As I disconnected the oscillator probe, I noticed a change in the bandgap voltage waveform. When I reconnected the oscillator probe, there was a noticeable decrease in the bandgap voltage waveform.  This effect was totally unexpected since there should be no electrical connection between the two functional circuit blocks.  The bandgap reference was not used in the oscillator circuit.

Upon inspection of the layout of the chip, a small, almost unperceivable routing issue was observed.  The routing for the bandgap reference and oscillator were hundreds of microns apart.  However, upon closer inspection, it was observed that there was kink in the oscillator trace routing.  There was about 10 microns of trace metal that was a few microns away from and parallel to the bandgap trace.

Why should this matter?  The typical probe pad capacitance was 50fFarads.
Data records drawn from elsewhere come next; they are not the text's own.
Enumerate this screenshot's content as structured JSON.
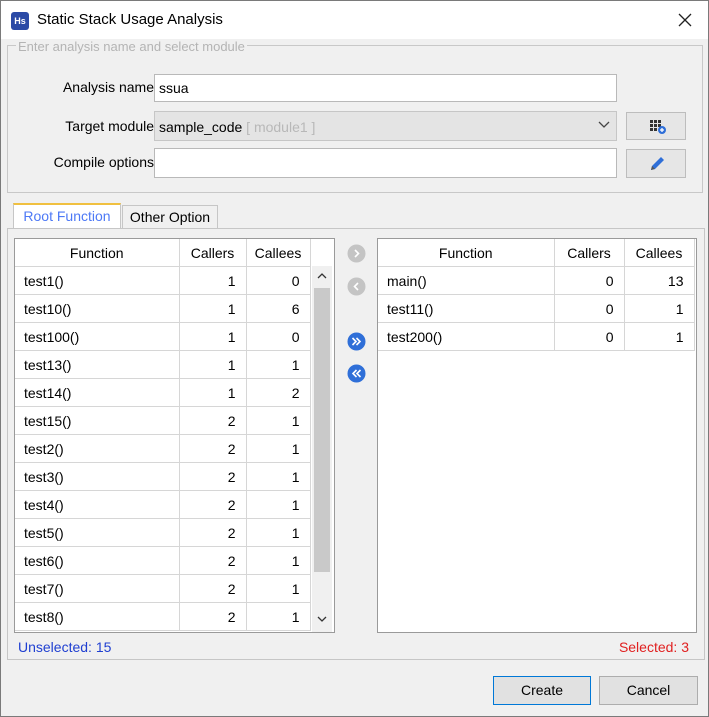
{
  "window": {
    "title": "Static Stack Usage Analysis",
    "app_icon_text": "Hs"
  },
  "form": {
    "group_title": "Enter analysis name and select module",
    "analysis_name_label": "Analysis name",
    "analysis_name_value": "ssua",
    "target_module_label": "Target module",
    "target_module_value": "sample_code",
    "target_module_hint": "[ module1 ]",
    "compile_options_label": "Compile options",
    "compile_options_value": ""
  },
  "tabs": [
    {
      "label": "Root Function",
      "active": true
    },
    {
      "label": "Other Option",
      "active": false
    }
  ],
  "columns": [
    "Function",
    "Callers",
    "Callees"
  ],
  "left_table": [
    [
      "test1()",
      "1",
      "0"
    ],
    [
      "test10()",
      "1",
      "6"
    ],
    [
      "test100()",
      "1",
      "0"
    ],
    [
      "test13()",
      "1",
      "1"
    ],
    [
      "test14()",
      "1",
      "2"
    ],
    [
      "test15()",
      "2",
      "1"
    ],
    [
      "test2()",
      "2",
      "1"
    ],
    [
      "test3()",
      "2",
      "1"
    ],
    [
      "test4()",
      "2",
      "1"
    ],
    [
      "test5()",
      "2",
      "1"
    ],
    [
      "test6()",
      "2",
      "1"
    ],
    [
      "test7()",
      "2",
      "1"
    ],
    [
      "test8()",
      "2",
      "1"
    ]
  ],
  "right_table": [
    [
      "main()",
      "0",
      "13"
    ],
    [
      "test11()",
      "0",
      "1"
    ],
    [
      "test200()",
      "0",
      "1"
    ]
  ],
  "status": {
    "unselected": "Unselected: 15",
    "selected": "Selected: 3",
    "unselected_color": "#1f3fd1",
    "selected_color": "#e02020"
  },
  "buttons": {
    "create": "Create",
    "cancel": "Cancel"
  }
}
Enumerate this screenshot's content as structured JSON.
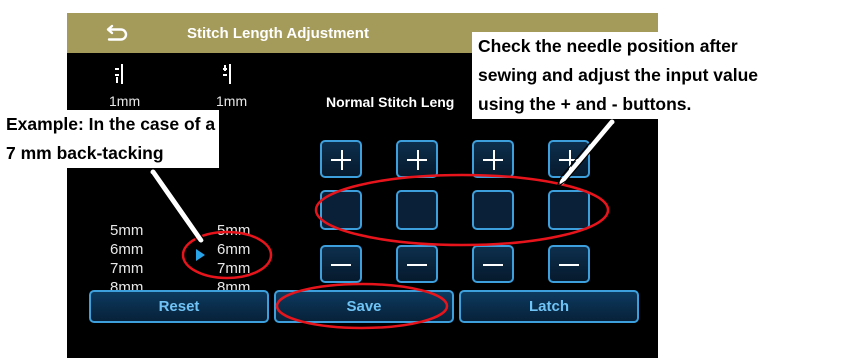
{
  "screen": {
    "title": "Stitch Length Adjustment",
    "top_values": [
      "1mm",
      "1mm"
    ],
    "normal_stitch_label": "Normal Stitch Leng",
    "list_left": [
      "5mm",
      "6mm",
      "7mm",
      "8mm"
    ],
    "list_right": [
      "5mm",
      "6mm",
      "7mm",
      "8mm"
    ],
    "plus_symbol": "+",
    "minus_symbol": "−",
    "buttons": {
      "reset": "Reset",
      "save": "Save",
      "latch": "Latch"
    },
    "colors": {
      "titlebar": "#a49a5a",
      "accent": "#3d9fdc",
      "highlight": "#e8141c"
    }
  },
  "callouts": {
    "right_line1": "Check the needle position after",
    "right_line2": "sewing and adjust the input value",
    "right_line3": "using the + and - buttons.",
    "left_line1": "Example: In the case of a",
    "left_line2": "7 mm back-tacking"
  }
}
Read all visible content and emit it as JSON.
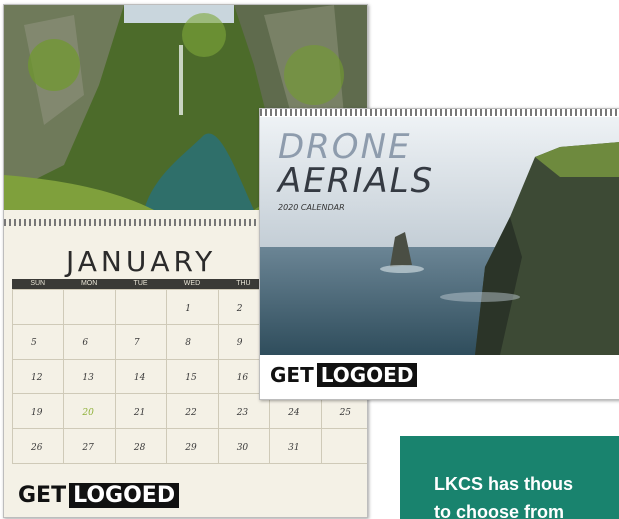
{
  "back_calendar": {
    "month": "JANUARY",
    "weekdays": [
      "SUN",
      "MON",
      "TUE",
      "WED",
      "THU",
      "",
      ""
    ],
    "days": [
      "",
      "",
      "",
      "1",
      "2",
      "",
      "",
      "5",
      "6",
      "7",
      "8",
      "9",
      "",
      "",
      "12",
      "13",
      "14",
      "15",
      "16",
      "",
      "",
      "19",
      "20",
      "21",
      "22",
      "23",
      "24",
      "25",
      "26",
      "27",
      "28",
      "29",
      "30",
      "31",
      ""
    ],
    "highlight_day": "20",
    "brand_get": "GET",
    "brand_logo": "LOGOED"
  },
  "front_calendar": {
    "title_line1": "DRONE",
    "title_line2": "AERIALS",
    "subtitle": "2020 CALENDAR",
    "brand_get": "GET",
    "brand_logo": "LOGOED"
  },
  "cta": {
    "text": "LKCS has thous",
    "text_line2": "to choose from",
    "color": "#19836e"
  }
}
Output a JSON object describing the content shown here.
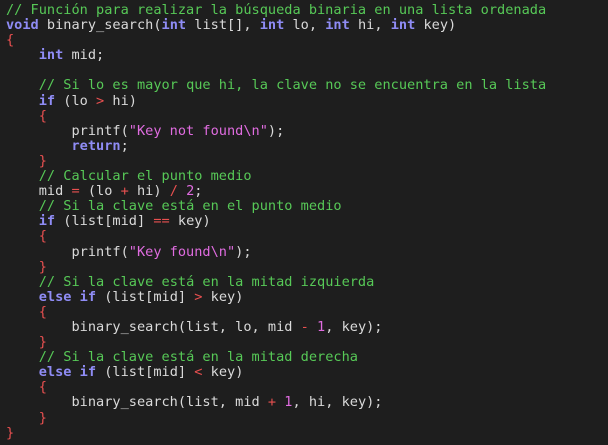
{
  "editor": {
    "colors": {
      "background": "#1e1e1e",
      "comment": "#57c957",
      "keyword": "#8f8cf5",
      "operator": "#e85050",
      "string": "#e06ce0",
      "plain": "#dadada"
    },
    "lines": [
      [
        {
          "t": "comment",
          "v": "// Función para realizar la búsqueda binaria en una lista ordenada"
        }
      ],
      [
        {
          "t": "keyword",
          "v": "void"
        },
        {
          "t": "plain",
          "v": " binary_search("
        },
        {
          "t": "keyword",
          "v": "int"
        },
        {
          "t": "plain",
          "v": " list[], "
        },
        {
          "t": "keyword",
          "v": "int"
        },
        {
          "t": "plain",
          "v": " lo, "
        },
        {
          "t": "keyword",
          "v": "int"
        },
        {
          "t": "plain",
          "v": " hi, "
        },
        {
          "t": "keyword",
          "v": "int"
        },
        {
          "t": "plain",
          "v": " key)"
        }
      ],
      [
        {
          "t": "brace",
          "v": "{"
        }
      ],
      [
        {
          "t": "plain",
          "v": "    "
        },
        {
          "t": "keyword",
          "v": "int"
        },
        {
          "t": "plain",
          "v": " mid;"
        }
      ],
      [
        {
          "t": "plain",
          "v": ""
        }
      ],
      [
        {
          "t": "plain",
          "v": "    "
        },
        {
          "t": "comment",
          "v": "// Si lo es mayor que hi, la clave no se encuentra en la lista"
        }
      ],
      [
        {
          "t": "plain",
          "v": "    "
        },
        {
          "t": "keyword",
          "v": "if"
        },
        {
          "t": "plain",
          "v": " (lo "
        },
        {
          "t": "op",
          "v": ">"
        },
        {
          "t": "plain",
          "v": " hi)"
        }
      ],
      [
        {
          "t": "plain",
          "v": "    "
        },
        {
          "t": "brace",
          "v": "{"
        }
      ],
      [
        {
          "t": "plain",
          "v": "        printf("
        },
        {
          "t": "string",
          "v": "\"Key not found\\n\""
        },
        {
          "t": "plain",
          "v": ");"
        }
      ],
      [
        {
          "t": "plain",
          "v": "        "
        },
        {
          "t": "keyword",
          "v": "return"
        },
        {
          "t": "plain",
          "v": ";"
        }
      ],
      [
        {
          "t": "plain",
          "v": "    "
        },
        {
          "t": "brace",
          "v": "}"
        }
      ],
      [
        {
          "t": "plain",
          "v": "    "
        },
        {
          "t": "comment",
          "v": "// Calcular el punto medio"
        }
      ],
      [
        {
          "t": "plain",
          "v": "    mid "
        },
        {
          "t": "op",
          "v": "="
        },
        {
          "t": "plain",
          "v": " (lo "
        },
        {
          "t": "op",
          "v": "+"
        },
        {
          "t": "plain",
          "v": " hi) "
        },
        {
          "t": "op",
          "v": "/"
        },
        {
          "t": "plain",
          "v": " "
        },
        {
          "t": "number",
          "v": "2"
        },
        {
          "t": "plain",
          "v": ";"
        }
      ],
      [
        {
          "t": "plain",
          "v": "    "
        },
        {
          "t": "comment",
          "v": "// Si la clave está en el punto medio"
        }
      ],
      [
        {
          "t": "plain",
          "v": "    "
        },
        {
          "t": "keyword",
          "v": "if"
        },
        {
          "t": "plain",
          "v": " (list[mid] "
        },
        {
          "t": "op",
          "v": "=="
        },
        {
          "t": "plain",
          "v": " key)"
        }
      ],
      [
        {
          "t": "plain",
          "v": "    "
        },
        {
          "t": "brace",
          "v": "{"
        }
      ],
      [
        {
          "t": "plain",
          "v": "        printf("
        },
        {
          "t": "string",
          "v": "\"Key found\\n\""
        },
        {
          "t": "plain",
          "v": ");"
        }
      ],
      [
        {
          "t": "plain",
          "v": "    "
        },
        {
          "t": "brace",
          "v": "}"
        }
      ],
      [
        {
          "t": "plain",
          "v": "    "
        },
        {
          "t": "comment",
          "v": "// Si la clave está en la mitad izquierda"
        }
      ],
      [
        {
          "t": "plain",
          "v": "    "
        },
        {
          "t": "keyword",
          "v": "else if"
        },
        {
          "t": "plain",
          "v": " (list[mid] "
        },
        {
          "t": "op",
          "v": ">"
        },
        {
          "t": "plain",
          "v": " key)"
        }
      ],
      [
        {
          "t": "plain",
          "v": "    "
        },
        {
          "t": "brace",
          "v": "{"
        }
      ],
      [
        {
          "t": "plain",
          "v": "        binary_search(list, lo, mid "
        },
        {
          "t": "op",
          "v": "-"
        },
        {
          "t": "plain",
          "v": " "
        },
        {
          "t": "number",
          "v": "1"
        },
        {
          "t": "plain",
          "v": ", key);"
        }
      ],
      [
        {
          "t": "plain",
          "v": "    "
        },
        {
          "t": "brace",
          "v": "}"
        }
      ],
      [
        {
          "t": "plain",
          "v": "    "
        },
        {
          "t": "comment",
          "v": "// Si la clave está en la mitad derecha"
        }
      ],
      [
        {
          "t": "plain",
          "v": "    "
        },
        {
          "t": "keyword",
          "v": "else if"
        },
        {
          "t": "plain",
          "v": " (list[mid] "
        },
        {
          "t": "op",
          "v": "<"
        },
        {
          "t": "plain",
          "v": " key)"
        }
      ],
      [
        {
          "t": "plain",
          "v": "    "
        },
        {
          "t": "brace",
          "v": "{"
        }
      ],
      [
        {
          "t": "plain",
          "v": "        binary_search(list, mid "
        },
        {
          "t": "op",
          "v": "+"
        },
        {
          "t": "plain",
          "v": " "
        },
        {
          "t": "number",
          "v": "1"
        },
        {
          "t": "plain",
          "v": ", hi, key);"
        }
      ],
      [
        {
          "t": "plain",
          "v": "    "
        },
        {
          "t": "brace",
          "v": "}"
        }
      ],
      [
        {
          "t": "brace",
          "v": "}"
        }
      ]
    ]
  }
}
When the oscillator is loaded with a 25pF probe, there is a 500X decrease in load impedance.  The impedance change resulted in a significant increase in transient current.  The magnetic fields surrounding the oscillator trace increase with increasing load capacitance. This transient field inductively couples signal onto the bandgap voltage via the closely space traces resulting in a change in the voltage.  This was observed on the oscilloscope.